Несомненный плюс нынешней выставки – объединение источников (сезанновских работ из собраний Щукина и Морозова или тех, которые наши художники могли видеть и видели на выставках за границей) с созданными под их впечатлением русскими вещами. Основная ее идея абсолютно прозрачна – русский авангард вырос из Сезанна. Стоит посмотреть на выставку, чтобы понять, почему именно этот мастер (а не Ван Гог или Гоген, также в высшей степени чтимые отечественными авангардистами) был выбран на роль учителя. Выбран за то, за что другие подвергались поношению, – за школу. Искусство Сезанна, несмотря на весь его модернизм, чрезвычайно классично и замешано не на ком-то, а на Пуссене. Именно эту традицию, не всегда осознанную до конца, восприняли у Сезанна русские художники-радикалы. Чем и вошли в мировую историю искусства.
Бенедикт Лившиц, много кого и много что припечатавший в своем «Полутораглазом стрельце», прошелся и по главному детищу вообще-то очень ценимого им Михаила Ларионова: «лучизм, которым Ларионов пробовал „перекрыть“ итальянцев, весь помещался в жилетном кармане Боччони». Сказал как отрезал. Если учесть, что активной жизни самому лучизму было отмерено всего года три, а группа лучистов, кроме самого Ларионова, исчерпывалась по большому счету только его женой Натальей Гончаровой и учеником Михаилом Ле-Дантю, то понятно, почему ядовитому Лившицу все поверили. Да и авторитет итальянского футуризма в целом и с шумом прогастролировавшего в Москву 1914 года Маринетти в частности был настолько велик, что куда легче было поверить во вторичность своего перед чужим, чем разбираться в тонкостях отличий. И только сами русские, не «футуристы», но «будущники», точно знали, что они первые, те, с кого начинается «истинное освобождение живописи».
Слова про освобождение живописи были сказаны весной 1913 года, когда в Москве был опубликован манифест «Лучисты и будущники» и была открыта программная для лучистов выставка «Мишень». В манифесте, как было принято в эти годы во всех манифестах, было поставлено пугающее обывателя количество восклицательных знаков и риторических вопросов, обозначены приемлемые попутчики («все стили признаем годными для выражения нашего творчества, прежде и сейчас существующие, как то: кубизм, футуризм, орфизм»), мелкие враги (прежде всего – «Бубновый валет», «Союз молодежи», эгофутуристы и неофутуристы: «довольно „Бубновых валетов“», прикрывающих этим названием свое убогое искусство, бумажных пощечин, даваемых рукой младенца, страдающего собачьей старостью – Союзов старых и молодых!), и назван главный враг – понятное дело, им оказался Запад («мы против Запада, опошляющего наши и восточные формы и все нивелирующего»).
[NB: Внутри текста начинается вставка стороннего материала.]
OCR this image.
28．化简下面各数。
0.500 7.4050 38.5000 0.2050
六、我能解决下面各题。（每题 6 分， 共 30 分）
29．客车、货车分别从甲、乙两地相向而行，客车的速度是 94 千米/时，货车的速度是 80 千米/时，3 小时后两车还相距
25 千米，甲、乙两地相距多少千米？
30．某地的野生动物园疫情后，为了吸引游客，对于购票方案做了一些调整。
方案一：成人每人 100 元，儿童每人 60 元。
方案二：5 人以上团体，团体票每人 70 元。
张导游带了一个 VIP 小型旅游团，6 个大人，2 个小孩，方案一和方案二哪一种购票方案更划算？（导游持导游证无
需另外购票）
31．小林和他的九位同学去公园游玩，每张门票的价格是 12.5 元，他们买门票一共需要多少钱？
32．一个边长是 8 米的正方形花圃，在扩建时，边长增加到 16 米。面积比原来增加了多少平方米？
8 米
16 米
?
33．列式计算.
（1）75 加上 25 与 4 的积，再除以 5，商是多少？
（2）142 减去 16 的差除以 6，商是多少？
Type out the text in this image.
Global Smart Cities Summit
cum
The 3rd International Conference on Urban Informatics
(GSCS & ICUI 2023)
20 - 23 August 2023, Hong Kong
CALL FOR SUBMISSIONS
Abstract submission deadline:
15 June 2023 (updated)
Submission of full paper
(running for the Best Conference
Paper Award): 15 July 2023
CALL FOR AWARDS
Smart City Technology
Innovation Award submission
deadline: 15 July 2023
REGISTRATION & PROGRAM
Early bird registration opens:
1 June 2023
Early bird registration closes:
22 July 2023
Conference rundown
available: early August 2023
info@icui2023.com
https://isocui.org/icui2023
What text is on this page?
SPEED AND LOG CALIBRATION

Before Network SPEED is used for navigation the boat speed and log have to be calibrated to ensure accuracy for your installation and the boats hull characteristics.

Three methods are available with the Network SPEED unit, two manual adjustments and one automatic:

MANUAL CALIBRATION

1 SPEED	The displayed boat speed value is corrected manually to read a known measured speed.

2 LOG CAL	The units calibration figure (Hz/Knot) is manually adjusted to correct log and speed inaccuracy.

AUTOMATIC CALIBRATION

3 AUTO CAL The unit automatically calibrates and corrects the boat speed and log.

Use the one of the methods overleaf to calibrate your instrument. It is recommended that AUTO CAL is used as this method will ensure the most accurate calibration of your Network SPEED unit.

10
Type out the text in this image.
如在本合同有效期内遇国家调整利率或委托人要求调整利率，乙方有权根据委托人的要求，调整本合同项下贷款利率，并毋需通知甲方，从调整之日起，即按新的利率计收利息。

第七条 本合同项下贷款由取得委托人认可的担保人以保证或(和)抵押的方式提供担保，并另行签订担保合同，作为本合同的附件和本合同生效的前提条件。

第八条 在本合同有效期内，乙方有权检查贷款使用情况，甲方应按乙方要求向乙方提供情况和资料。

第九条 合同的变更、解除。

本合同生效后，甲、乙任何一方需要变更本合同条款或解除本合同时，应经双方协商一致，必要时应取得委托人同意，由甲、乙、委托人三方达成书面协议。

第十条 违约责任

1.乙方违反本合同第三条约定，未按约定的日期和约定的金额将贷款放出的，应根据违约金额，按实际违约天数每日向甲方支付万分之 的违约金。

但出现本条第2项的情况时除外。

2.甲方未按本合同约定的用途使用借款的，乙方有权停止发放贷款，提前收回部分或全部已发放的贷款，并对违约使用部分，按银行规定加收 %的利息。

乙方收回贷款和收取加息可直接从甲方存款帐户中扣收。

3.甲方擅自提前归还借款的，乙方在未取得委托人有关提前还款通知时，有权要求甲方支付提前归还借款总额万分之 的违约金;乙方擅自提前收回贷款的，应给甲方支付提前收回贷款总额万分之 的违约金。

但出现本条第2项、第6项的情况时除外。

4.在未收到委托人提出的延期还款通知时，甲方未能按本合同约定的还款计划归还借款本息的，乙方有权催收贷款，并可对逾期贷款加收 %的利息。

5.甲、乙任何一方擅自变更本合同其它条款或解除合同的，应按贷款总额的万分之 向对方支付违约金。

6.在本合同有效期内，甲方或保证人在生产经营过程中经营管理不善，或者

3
Позитивная программа, как говорят нынче, была совершенно определенной: «да здравствует прекрасный Восток! Мы объединяемся с современными восточными художниками для совместной работы. Да здравствует национальность! Мы идем рука об руку с малярами. Да здравствует созданный нами стиль лучистой живописи, свободной от Реальных форм, существующей и развивающейся по живописным законам! <…> Требуем знания живописного мастерства. Напряженность чувства и его высокий подъем ценим больше всего. Считаем, что в живописных формах весь мир может выразиться сполна: жизнь, поэзия, музыка, философия». Там еще было много других, столь же славных слов, но главное сказано именно тут: лучизм – это искусство живописи как таковой. И здесь скрывается его главное отличие от всех иных, поименованных выше, а на самом деле – и многих других последовавших после лучизма авангардных течений: лучизм не есть аналитика и деконструкция, но лишь отражение предметного мира в живописной плоскости (по мнению авторов манифеста, ловить его надо именно в световых и цветовых лучах, идущих от предмета к предмету). Идея совершенно романтическая, недаром большой знаток нюансов русского авангарда Николай Пунин принципиально разводил лучизм и супрематизм, утверждая, что живопись лучистов явилась «плодом очень тонких реалистических сопоставлений». Слово «реалистический» тут выглядит почти как бранное – но в данном контексте совершенно верное: живописная экспрессивная поэзия Кандинского к Ларионову и его соратникам куда ближе, чем бухгалтерская сухость Малевича или утопии великого мечтателя Татлина.
На практике постарались следовать манифесту: вожделенный Восток обернулся Грузией (главным событием выставки «Мишень» был Нико Пиросмани), маляры были представлены самые что ни на есть подлинные (вывески, рекламы), а самыми свободными от «навоза» дающих пощечину общественному вкусу оказались дети и самодеятельные художники.